Even
more serious throughout the whole country than the care of the
infants whose mothers are at work is the protection of the school
age child, the "door key children" who roam the streets
by day and by night without parental supervision.
Mothers
will make some sort of provision for the baby, however inadequate,
but the fate of the school child was summed up for me by a woman
taxi driver, "I have five children under 14 years of age.
My mother takes care of the youngest, but the older ones go
to school, so they have to take care of themselves:"
.
. . [T]he schools at Inkster, Wayne, and other small villages
already have two or three sessions daily of three hours each.
InYpsilanti, although there are no double sessions, there is
overcrowding of 170 per cent. A new school of six rooms was
constructed in the township which was immediately filled with
over 400 pupils. Even with the best teaching, education under
such conditions is a farce. In Inkster the stove in the colored
school was defective. This school had to be closed during cold
weather.
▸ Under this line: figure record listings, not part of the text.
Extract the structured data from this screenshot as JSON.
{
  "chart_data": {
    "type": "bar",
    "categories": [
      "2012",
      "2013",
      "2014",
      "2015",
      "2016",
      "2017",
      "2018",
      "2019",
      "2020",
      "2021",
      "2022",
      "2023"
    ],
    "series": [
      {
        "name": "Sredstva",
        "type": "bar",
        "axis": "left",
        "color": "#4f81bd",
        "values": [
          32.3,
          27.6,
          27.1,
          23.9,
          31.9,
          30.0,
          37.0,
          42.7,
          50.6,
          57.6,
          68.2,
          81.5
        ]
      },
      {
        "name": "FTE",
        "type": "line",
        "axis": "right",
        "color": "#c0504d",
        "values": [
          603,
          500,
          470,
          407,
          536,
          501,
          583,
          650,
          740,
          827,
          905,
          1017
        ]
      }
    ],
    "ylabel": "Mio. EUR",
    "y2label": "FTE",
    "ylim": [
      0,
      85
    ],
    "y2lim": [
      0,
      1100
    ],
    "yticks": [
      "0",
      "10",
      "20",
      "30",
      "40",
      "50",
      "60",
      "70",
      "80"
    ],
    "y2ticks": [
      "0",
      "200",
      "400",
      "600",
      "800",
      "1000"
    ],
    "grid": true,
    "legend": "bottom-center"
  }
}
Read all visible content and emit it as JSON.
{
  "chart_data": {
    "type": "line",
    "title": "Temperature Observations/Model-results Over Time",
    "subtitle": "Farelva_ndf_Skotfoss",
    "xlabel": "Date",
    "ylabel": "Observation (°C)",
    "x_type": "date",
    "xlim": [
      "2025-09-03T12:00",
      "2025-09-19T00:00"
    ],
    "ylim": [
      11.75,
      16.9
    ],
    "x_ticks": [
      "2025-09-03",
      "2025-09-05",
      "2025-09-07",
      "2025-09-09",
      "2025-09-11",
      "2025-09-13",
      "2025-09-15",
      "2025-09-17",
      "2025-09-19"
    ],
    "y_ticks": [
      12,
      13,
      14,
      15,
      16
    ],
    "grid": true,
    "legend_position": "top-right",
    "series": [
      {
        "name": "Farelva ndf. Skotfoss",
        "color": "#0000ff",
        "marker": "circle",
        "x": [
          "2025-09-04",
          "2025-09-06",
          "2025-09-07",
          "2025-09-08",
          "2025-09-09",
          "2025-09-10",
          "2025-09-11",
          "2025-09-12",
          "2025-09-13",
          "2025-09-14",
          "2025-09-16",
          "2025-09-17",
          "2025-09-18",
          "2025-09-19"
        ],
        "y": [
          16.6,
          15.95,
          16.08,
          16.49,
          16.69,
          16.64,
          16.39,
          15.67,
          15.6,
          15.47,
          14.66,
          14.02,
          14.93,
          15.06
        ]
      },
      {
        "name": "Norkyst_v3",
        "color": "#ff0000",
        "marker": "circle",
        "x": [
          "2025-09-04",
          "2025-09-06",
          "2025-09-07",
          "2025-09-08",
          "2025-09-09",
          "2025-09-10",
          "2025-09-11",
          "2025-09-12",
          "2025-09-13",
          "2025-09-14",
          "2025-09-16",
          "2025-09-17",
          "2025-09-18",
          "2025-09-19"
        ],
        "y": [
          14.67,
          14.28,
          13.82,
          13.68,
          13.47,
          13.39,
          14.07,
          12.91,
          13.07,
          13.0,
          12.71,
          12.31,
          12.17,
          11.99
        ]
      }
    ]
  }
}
The truancy rate in some districts has gone up 300
per cent….
Zoot
suiters can be found in most of the larger American cities .
. . but they seem to be most numerous and most annoying to the
authorities in Los Angeles and Detroit. The movement is not
new. It has developed out of groups whose main objective was
enjoyment of expressional orgies in the fitter bug dance, and
for a large number of participants it still retains this meaning.
In
some places this orgiastic tendency increased in vehemence and
intensity. The original enjoyment of the dance was replaced
by an interest in tough guy behavior, in alcoholic excesses,
in uninhibited and ostentatious sex behavior.